At one end of the device is a standard Ethernet port, th eother end has an Ethernet-out port, and an HDMI-out port. That’s handy if you already have a device that’s on Ethernet, like your TV itself, without running another patch back to your switch.

The actual Viewport itself was larger than I had expected, as shown when I hold it in my hand here:

Unifi Protect Viewport

I plugged it into a patch to a POE port on my Switch-8, and immediately it powered up, took a DHCP lease, and was shown as pending for adoption into my network.

The adoption took a moment, then a firware update and reboot, and then it automatically connected and started showing the default layout of cameras from Unifi Protect.
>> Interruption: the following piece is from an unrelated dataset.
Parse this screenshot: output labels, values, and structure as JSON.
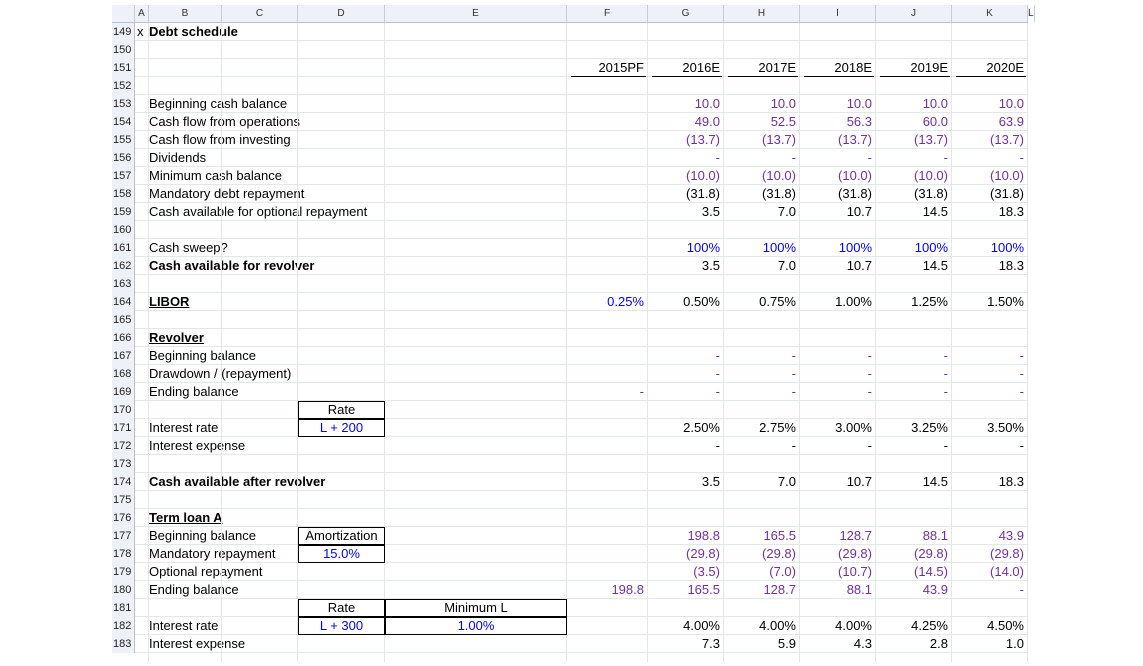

There were no visible lights to indicate the unit was powered on. Meanwhile, the device showed up in the console, with the following settings:

Unifi Protect settings

As you can see from the above, the “Select a Live View” comes from the Protect web app. I created a second Live view configured for four cameras, dragged the one camera I g=do have to one of the quadrants, and then could update the Viewport to instantly show the alternate 4 quadrant view.

The end result, on an 80″ TV looks like this:

Viewport displaying on a TV

I left the unit streaming to the TV for several hours, and it didn’t miss a beat. I could feel a little warmth from the Viewport, but not enough that I would be alarmed.

If I were running a larger security setup, I could imagine having several large TVs each with their own Viewport, but showing different Live Views (with one showing just he primary camera of interest).

There’s no administrative control that I’ve seen on the Viewport itself. You cant change or select cameras, you cant shuttle/jog the stream forwards or backwards. It seems to do one thing – stream current feeds – and do it reliably (thus far).

The video image was crisp and clear (the above image was when it had changed to night mode). The time stamp in the stop left corner appeared to roll forward smoothly. I couldn’t measure the frame rate, but it seemed pretty good – perhaps 20 fps, maybe 25 fps.